Oceanographers have long described/thought of ocean circulation patterns as a "giant conveyor belt." But in a peer-reviewed paper recently published in Science ("Deconstructing the Conveyor Belt"), Professor M. Susan Lozier of Duke University discusses this concept, one that was "developed decades ago." She states: "The old model is no longer valid for the ocean’s overturning, not because it’s a gross simplification but because it ignores crucial elements such as eddies and the wind field."
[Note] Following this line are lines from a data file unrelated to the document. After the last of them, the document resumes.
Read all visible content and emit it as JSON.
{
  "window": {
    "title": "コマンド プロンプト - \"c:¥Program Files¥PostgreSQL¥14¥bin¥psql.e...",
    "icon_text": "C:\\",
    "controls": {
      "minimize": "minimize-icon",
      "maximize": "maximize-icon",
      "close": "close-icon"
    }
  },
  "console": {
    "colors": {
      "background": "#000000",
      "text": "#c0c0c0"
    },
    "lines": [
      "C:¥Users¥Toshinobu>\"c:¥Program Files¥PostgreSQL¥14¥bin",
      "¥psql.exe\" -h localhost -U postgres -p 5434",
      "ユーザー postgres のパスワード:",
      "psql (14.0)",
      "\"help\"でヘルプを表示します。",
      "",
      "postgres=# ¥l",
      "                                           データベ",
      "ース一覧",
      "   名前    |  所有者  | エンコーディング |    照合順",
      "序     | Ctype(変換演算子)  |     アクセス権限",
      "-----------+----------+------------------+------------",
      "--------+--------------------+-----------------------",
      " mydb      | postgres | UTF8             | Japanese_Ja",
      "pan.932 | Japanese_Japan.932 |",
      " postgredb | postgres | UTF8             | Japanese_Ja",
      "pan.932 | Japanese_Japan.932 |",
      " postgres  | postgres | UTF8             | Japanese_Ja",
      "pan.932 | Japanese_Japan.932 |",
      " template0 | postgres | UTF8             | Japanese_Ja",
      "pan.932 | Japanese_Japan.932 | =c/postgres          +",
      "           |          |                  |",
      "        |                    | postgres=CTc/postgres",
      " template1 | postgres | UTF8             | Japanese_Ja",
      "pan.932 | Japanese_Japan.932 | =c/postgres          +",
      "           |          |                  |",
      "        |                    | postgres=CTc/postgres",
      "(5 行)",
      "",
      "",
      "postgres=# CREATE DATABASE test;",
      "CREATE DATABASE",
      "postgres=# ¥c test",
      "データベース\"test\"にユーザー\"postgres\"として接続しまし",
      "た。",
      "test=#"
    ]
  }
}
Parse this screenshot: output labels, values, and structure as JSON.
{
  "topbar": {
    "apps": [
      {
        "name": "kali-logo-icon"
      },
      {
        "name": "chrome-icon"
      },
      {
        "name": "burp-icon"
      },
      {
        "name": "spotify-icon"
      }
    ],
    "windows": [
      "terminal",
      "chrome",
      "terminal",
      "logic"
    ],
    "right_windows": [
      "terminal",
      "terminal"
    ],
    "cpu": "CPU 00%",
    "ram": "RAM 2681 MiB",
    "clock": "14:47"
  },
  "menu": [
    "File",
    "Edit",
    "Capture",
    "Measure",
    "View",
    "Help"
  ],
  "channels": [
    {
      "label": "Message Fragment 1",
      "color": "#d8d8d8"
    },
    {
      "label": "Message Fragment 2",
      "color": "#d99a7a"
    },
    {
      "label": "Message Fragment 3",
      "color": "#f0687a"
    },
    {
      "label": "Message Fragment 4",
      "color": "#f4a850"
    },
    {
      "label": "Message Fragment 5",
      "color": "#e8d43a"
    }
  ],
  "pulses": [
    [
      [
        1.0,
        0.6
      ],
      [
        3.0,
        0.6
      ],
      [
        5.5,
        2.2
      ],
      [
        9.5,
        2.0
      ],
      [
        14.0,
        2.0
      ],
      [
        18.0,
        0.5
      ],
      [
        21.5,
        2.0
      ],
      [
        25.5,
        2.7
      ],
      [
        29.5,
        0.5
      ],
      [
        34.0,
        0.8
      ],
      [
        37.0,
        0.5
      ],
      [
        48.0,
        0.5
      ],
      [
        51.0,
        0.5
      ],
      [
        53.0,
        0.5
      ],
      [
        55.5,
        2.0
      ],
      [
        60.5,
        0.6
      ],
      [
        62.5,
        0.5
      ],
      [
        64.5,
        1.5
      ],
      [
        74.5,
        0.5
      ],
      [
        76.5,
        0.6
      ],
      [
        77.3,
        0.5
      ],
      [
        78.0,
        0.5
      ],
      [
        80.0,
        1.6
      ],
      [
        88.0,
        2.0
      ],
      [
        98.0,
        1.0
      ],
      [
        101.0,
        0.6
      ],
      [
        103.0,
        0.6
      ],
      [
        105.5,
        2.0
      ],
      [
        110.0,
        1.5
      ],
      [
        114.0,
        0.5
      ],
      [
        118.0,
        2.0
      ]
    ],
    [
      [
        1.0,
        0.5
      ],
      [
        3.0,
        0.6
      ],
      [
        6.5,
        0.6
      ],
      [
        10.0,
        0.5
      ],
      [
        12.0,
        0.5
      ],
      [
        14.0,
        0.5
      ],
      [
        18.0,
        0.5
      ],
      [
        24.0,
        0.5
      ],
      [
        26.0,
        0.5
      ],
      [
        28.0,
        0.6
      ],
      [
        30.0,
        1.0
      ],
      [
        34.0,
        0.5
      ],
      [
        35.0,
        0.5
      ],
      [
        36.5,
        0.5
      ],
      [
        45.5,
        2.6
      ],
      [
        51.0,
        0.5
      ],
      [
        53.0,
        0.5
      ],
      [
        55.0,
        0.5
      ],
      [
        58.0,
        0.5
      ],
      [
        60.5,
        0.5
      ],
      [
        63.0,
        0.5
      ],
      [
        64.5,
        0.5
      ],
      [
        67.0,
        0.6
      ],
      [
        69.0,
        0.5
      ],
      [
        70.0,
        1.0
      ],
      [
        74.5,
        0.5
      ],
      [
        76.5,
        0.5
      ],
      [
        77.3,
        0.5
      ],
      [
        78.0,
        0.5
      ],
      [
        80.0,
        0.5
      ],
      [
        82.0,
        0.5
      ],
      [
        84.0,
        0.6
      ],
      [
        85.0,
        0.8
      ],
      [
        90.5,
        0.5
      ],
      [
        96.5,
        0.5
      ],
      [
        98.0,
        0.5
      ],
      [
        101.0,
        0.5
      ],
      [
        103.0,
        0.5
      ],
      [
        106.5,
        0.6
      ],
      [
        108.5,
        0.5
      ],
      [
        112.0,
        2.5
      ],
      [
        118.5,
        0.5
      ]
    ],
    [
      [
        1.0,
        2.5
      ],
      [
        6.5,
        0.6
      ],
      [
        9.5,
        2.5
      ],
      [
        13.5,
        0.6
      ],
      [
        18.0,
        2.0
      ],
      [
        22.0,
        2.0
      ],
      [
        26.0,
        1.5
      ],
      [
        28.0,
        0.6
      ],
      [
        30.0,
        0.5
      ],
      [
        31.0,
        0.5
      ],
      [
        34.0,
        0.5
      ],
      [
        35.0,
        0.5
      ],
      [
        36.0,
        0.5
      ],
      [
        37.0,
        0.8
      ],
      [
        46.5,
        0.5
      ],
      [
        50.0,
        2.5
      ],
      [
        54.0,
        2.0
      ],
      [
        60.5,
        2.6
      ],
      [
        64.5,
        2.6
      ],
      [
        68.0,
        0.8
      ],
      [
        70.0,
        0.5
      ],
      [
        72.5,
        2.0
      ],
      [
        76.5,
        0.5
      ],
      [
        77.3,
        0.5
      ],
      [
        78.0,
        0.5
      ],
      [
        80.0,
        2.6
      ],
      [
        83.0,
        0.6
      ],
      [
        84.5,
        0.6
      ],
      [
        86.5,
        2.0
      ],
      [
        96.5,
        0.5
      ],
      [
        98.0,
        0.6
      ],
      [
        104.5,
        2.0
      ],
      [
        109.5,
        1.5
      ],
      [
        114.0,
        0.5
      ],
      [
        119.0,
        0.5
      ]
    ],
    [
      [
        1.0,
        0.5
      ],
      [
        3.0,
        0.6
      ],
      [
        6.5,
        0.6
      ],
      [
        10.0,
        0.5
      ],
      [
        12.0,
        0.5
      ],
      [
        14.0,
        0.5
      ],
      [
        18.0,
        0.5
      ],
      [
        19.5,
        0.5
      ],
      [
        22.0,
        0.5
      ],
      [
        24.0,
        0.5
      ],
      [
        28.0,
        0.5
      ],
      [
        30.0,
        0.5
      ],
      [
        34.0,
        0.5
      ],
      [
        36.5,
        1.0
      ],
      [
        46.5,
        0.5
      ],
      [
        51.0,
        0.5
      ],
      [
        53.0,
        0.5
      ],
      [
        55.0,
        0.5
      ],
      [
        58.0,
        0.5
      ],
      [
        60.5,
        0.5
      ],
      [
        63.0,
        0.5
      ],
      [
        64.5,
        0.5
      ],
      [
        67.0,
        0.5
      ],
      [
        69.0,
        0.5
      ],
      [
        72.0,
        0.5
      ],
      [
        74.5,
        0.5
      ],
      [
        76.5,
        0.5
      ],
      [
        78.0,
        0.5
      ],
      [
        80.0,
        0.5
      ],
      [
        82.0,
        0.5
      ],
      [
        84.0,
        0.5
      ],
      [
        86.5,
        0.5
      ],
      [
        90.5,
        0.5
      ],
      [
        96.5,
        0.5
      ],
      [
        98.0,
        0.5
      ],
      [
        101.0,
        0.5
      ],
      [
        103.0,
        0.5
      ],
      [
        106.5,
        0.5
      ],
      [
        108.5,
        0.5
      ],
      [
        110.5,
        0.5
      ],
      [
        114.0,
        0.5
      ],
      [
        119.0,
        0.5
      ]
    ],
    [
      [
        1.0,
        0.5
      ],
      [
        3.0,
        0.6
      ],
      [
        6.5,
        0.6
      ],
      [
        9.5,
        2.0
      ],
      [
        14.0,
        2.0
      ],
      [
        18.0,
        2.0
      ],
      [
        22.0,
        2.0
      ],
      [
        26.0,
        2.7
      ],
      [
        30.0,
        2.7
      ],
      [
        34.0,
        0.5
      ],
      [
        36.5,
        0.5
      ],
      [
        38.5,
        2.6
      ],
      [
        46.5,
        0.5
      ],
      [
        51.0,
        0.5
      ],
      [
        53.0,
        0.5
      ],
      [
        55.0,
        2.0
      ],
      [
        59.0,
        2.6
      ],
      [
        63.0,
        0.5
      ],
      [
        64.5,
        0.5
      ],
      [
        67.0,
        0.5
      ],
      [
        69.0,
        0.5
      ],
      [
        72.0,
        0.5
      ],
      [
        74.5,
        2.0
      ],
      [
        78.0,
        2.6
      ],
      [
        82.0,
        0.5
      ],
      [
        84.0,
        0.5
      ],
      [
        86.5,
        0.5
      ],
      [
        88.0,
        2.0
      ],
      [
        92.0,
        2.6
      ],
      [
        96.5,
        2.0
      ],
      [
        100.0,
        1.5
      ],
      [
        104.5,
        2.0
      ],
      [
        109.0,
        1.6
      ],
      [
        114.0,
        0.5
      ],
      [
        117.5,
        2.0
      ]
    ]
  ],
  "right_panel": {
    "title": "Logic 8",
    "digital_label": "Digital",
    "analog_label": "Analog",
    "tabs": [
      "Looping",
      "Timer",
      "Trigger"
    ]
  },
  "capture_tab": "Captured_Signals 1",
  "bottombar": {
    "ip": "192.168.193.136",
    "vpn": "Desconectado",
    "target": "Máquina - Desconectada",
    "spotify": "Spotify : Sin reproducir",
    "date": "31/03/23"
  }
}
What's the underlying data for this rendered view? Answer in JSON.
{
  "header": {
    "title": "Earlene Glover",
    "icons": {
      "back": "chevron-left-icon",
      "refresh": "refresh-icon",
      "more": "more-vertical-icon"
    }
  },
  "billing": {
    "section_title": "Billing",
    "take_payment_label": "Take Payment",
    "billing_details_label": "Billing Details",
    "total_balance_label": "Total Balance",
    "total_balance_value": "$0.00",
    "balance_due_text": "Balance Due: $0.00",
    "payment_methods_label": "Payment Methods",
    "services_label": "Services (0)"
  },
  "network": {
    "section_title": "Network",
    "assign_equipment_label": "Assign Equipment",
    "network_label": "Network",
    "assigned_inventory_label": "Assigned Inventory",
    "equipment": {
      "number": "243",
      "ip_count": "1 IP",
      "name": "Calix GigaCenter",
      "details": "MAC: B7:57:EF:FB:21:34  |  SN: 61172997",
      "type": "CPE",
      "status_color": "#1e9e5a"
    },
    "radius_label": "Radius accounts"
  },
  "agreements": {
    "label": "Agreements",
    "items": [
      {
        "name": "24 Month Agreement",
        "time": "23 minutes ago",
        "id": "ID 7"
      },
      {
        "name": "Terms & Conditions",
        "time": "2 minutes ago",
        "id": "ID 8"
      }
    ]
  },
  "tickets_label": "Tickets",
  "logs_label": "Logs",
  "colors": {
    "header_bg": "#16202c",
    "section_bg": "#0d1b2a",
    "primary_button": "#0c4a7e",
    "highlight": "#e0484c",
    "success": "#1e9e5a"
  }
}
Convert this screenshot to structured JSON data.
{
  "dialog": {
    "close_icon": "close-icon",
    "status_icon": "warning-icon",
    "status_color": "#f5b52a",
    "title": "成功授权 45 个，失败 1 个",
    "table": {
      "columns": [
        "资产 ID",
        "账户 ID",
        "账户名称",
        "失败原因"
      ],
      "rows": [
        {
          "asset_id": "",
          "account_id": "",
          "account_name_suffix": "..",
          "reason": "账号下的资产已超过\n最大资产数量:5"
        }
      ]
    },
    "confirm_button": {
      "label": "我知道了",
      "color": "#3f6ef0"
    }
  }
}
Lozier also says that: “Basically, our ability to refine our understanding of the ocean’s overturning stems in large part from our ever increasing ability to measure the ocean at finer and finer scales and at depths previously unmeasured. Because the ocean waters are corrosive, at high pressure and generally inaccessible, the ocean has historically been a sparsely observed system. Recent technological advances are rapidly expanding the ocean’s observational database and with it, our understanding of ocean circulation.” [emphasis added]
Professor Lozier will soon begin leading a multi-national effort, over five- to ten-year period, to study overturning the North Atlantic. It's unclear what studies are being performed or planned to similarly study other ocean areas.